Mirror size & completeness of binaries

Ryan Schmidt ryandesign at macports.org
Fri Mar 30 19:20:16 UTC 2018


On Mar 29, 2018, at 12:55, Mojca Miklavec wrote:

> On 29 March 2018 at 18:21, Rainer Müller wrote:
>> On 2018-03-29 16:19, Ryan Schmidt wrote:
>>> At the same time, we need to consider how MacPorts base will respond to the situation. Currently, it assumes all packages are available on all mirrors. Therefore, it tries to find a package on three mirrors before giving up. If many mirror operators choose to exclude an OS version, this could leave a user building from source, even when a binary exists on a more-distant mirror; I want to avoid that. One workaround is to recommend that mirror operators who exclude some packages should also add http redirects for excluded packages to their web server configuration, redirecting those requests back to the main (full) mirror. We can update our sample configurations on the Mirroring wiki page to reflect this.
>> 
>> We can easily split our definition of mirror_sites and only list the
>> URLs that will provide packages for a particular version.
>> 
>> I started looking at #56053 [1] yesterday and I think it would actually
>> be helpful if we would use a configuration file with the same syntax as
>> archive_sites.conf instead of the messy mirror_sites.tcl we have right
>> now, as it makes assumptions about the internals of base.
>> 
>> I am not sure either how we could do such a reorganisation without
>> wasting a lot of bandwidth, but we could at least start with the new
>> scheme as of 10.14.
> 
> If we start with 10.14 and the (hopefully) three new builders, we
> won't be wasting any *additional* bandwidth as we would need to put
> those binaries somewhere anyway.
> 
> As far as other builders are concerned: some packages might never be
> downloaded, but others might be downloaded 100 or 1000 times or ever
> more by various users. So as long as we don't transfer one full
> terrabyte of data at once, I don't think this would pose a serious
> issue. The biggest problem is in *additional disk space*. By:
> - cleaning up the old packages
> - transferring just one platform (or even less) at a time
> this should hopefully not be such a big deal.

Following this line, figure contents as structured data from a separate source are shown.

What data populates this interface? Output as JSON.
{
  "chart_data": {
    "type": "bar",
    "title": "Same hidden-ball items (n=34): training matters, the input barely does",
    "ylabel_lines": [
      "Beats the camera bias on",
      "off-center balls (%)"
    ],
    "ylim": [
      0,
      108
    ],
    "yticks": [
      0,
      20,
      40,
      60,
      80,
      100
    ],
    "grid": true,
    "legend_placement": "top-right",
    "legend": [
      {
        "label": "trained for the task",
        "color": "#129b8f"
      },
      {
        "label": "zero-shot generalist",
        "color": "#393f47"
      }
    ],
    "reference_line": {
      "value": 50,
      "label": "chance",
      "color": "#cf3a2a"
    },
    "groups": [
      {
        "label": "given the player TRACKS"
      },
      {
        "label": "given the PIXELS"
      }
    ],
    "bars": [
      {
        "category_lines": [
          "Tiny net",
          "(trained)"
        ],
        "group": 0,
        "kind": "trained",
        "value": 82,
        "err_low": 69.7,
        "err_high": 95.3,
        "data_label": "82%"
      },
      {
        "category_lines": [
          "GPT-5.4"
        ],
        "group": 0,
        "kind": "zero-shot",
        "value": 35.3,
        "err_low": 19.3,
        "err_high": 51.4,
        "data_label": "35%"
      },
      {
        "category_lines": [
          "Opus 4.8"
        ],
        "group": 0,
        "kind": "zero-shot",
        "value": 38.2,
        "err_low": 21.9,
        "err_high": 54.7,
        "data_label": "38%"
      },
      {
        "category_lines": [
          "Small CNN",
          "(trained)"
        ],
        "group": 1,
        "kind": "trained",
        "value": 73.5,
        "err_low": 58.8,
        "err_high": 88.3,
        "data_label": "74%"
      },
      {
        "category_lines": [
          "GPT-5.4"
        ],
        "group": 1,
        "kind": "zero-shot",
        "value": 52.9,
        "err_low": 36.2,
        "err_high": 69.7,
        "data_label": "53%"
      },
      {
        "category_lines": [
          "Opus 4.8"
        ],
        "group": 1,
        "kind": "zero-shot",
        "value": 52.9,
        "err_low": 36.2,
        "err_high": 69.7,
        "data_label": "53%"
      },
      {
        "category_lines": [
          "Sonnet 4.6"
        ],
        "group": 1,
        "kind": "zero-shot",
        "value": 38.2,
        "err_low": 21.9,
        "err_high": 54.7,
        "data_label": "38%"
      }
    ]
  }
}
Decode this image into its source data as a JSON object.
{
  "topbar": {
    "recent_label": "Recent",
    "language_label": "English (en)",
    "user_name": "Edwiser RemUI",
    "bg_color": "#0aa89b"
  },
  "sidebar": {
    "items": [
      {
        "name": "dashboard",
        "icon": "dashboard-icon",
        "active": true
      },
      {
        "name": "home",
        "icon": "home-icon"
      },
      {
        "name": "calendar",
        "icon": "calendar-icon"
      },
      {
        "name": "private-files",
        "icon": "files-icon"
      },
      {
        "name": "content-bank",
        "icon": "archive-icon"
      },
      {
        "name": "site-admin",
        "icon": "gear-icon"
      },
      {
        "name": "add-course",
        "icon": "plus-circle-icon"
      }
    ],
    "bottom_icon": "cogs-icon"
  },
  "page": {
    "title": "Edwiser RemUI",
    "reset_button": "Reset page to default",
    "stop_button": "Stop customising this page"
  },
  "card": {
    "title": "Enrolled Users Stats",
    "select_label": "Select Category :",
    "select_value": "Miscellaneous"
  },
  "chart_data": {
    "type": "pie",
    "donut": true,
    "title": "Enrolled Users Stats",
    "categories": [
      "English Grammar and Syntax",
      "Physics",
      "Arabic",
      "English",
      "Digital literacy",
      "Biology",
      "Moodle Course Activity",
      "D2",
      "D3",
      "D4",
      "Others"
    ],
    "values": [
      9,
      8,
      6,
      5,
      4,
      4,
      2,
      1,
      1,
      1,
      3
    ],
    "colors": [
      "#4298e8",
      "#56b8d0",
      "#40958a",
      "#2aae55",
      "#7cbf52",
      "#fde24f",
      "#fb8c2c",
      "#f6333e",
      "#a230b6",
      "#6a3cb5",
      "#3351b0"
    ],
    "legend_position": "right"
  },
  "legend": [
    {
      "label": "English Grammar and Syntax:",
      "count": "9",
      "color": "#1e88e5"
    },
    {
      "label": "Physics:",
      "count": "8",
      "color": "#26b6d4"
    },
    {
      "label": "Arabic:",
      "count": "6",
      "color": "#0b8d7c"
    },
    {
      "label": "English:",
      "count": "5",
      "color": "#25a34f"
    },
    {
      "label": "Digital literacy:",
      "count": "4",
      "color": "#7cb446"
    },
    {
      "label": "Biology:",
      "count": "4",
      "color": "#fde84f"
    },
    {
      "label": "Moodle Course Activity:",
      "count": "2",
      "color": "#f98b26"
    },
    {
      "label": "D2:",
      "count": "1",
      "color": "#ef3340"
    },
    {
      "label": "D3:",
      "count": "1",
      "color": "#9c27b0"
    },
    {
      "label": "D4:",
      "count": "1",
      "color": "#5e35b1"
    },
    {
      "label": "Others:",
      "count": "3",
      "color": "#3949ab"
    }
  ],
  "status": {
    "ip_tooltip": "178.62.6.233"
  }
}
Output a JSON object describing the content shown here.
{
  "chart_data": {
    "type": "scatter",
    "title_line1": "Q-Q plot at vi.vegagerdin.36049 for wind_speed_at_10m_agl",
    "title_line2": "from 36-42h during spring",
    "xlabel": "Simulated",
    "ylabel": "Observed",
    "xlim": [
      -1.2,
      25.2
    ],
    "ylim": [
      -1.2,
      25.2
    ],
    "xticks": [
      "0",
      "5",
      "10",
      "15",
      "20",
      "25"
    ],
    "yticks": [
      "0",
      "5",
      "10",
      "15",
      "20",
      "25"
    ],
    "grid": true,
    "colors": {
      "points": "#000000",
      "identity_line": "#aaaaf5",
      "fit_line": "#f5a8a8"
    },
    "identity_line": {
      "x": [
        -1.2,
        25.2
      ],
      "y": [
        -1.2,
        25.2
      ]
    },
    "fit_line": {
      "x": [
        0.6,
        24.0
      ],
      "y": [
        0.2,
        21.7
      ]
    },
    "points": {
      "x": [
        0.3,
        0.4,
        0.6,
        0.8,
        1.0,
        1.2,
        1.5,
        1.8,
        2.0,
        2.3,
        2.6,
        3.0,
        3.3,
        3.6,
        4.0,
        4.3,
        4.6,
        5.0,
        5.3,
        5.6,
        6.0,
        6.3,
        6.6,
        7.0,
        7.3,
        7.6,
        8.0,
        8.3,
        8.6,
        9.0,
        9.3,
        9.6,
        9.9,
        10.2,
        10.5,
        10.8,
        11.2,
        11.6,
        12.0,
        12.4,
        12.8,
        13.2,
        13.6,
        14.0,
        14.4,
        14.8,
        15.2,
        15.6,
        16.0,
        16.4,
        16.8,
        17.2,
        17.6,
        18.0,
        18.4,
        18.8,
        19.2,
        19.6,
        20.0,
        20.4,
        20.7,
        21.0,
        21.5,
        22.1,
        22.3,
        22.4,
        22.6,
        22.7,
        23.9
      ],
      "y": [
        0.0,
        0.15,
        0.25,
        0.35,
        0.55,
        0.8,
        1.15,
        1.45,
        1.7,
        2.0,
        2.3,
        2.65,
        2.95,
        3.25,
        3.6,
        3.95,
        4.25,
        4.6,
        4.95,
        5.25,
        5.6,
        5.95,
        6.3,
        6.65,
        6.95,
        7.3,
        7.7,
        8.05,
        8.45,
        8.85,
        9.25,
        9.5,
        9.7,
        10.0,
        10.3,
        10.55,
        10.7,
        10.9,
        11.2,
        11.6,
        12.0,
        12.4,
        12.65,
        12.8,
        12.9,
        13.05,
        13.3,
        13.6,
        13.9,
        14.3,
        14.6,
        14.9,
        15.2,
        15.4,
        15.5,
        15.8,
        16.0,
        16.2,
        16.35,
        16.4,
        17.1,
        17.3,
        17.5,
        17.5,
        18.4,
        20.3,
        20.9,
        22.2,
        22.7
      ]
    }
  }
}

I have not yet heard any reason why we need to change the file structure of the packages server.


> PS: if we gradually move packages.macports.org to a different
> subdomain, we could, say, one year after the move, reuse that
> subdomain for package index :)

If by "package index" you mean the one-web-page-per-port system that we've long desired but not yet implemented, then I had always assumed it would be located under www.macports.org/ports; we should stop creating separate hostnames for every new thing and instead try to create a single cohesive web experience.